No Judiciário, questões relativas à previdência social representam um dos maiores gargalos e também recebem a atenção do CNJ. O Painel de Estatísticas do Poder Judiciário, do CNJ, mostra que a Justiça lida atualmente com 4,4 milhões de casos pendentes sobre tema previdenciário, incluindo as aposentadorias por tempo de serviço ou contribuição. Até 31 de março deste ano, foram julgados pouco mais de 657 mil processos. Em 2024, foram recebidos 3,425 milhões de novos casos. O tempo médio de tramitação dos processos pendentes é de 750 dias, e do primeiro julgamento é de 337 dias.

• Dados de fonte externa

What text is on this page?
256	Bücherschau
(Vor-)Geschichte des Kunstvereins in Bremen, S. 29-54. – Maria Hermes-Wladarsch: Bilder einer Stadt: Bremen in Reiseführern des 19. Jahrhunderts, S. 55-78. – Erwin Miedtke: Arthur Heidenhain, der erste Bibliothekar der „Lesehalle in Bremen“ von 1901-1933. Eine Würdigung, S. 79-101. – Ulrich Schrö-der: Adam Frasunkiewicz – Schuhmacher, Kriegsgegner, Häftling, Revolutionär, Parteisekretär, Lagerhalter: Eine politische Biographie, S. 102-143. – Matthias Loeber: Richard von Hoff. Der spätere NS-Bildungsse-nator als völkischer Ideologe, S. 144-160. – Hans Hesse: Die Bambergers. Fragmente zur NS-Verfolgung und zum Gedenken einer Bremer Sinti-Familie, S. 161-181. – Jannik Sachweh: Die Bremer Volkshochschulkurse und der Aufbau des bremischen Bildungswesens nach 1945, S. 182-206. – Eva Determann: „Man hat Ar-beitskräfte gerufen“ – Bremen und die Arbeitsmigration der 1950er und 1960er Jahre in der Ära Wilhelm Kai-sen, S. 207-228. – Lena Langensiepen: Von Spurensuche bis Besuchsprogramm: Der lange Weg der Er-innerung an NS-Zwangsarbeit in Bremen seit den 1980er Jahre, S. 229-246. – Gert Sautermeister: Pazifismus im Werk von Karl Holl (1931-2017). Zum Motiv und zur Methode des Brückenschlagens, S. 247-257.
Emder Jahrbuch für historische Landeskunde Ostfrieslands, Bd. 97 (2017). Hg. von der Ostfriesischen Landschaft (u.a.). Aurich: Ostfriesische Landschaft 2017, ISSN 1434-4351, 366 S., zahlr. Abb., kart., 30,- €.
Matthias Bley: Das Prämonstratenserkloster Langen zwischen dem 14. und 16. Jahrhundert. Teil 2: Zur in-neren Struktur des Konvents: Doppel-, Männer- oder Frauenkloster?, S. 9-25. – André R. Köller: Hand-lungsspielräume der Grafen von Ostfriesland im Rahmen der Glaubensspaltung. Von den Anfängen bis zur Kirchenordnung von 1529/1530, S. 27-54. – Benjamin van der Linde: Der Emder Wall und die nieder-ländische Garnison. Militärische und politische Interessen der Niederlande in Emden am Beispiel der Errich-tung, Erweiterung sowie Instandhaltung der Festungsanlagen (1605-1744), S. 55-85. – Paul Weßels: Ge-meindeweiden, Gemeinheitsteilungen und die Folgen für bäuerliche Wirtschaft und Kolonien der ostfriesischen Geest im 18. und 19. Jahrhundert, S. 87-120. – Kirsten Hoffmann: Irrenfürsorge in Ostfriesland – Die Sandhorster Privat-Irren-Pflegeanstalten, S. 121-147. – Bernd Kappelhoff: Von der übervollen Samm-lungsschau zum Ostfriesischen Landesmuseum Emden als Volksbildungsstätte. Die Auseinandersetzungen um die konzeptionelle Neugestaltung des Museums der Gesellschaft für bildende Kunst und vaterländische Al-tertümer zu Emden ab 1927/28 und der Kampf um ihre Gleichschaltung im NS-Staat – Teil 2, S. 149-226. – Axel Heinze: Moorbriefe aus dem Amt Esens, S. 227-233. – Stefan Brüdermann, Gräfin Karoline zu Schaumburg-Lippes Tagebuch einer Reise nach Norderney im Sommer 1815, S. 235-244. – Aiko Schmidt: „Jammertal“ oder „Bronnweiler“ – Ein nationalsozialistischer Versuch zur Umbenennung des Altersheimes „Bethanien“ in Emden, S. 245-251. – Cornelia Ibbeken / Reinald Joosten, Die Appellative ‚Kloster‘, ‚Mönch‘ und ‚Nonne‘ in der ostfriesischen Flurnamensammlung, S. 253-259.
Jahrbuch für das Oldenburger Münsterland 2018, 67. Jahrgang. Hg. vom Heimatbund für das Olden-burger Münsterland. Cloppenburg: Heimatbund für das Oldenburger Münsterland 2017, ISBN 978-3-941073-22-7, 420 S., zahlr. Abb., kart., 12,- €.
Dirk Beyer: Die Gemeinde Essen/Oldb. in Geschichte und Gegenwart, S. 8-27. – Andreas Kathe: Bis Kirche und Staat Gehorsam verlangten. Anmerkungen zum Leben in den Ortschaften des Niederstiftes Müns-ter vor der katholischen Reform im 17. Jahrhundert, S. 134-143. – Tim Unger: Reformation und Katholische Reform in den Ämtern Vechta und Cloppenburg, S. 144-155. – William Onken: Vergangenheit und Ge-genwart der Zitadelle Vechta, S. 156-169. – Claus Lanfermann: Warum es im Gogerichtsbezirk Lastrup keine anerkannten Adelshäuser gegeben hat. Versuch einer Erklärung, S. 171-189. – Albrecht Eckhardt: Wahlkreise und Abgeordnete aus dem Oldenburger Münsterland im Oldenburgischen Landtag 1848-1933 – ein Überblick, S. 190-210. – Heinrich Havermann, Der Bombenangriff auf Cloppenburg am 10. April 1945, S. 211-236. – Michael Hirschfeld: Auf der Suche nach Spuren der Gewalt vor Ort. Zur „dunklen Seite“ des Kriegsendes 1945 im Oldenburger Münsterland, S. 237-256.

Para desembaraçar o nó previdenciário na Justiça, o CNJ e o INSS estabeleceram uma série de parceiras, incluindo inovações tecnológicas e uniformização de entendimentos em temas recorrentes. Em abril de 2024, por exemplo, o Conselho elencou dez enunciados em relação aos quais existe jurisprudência pacificada em demandas previdenciárias. Nesses temas, o INSS se comprometeu a resolver as demandas administrativamente ou a não recorrer quanto a decisões na Justiça.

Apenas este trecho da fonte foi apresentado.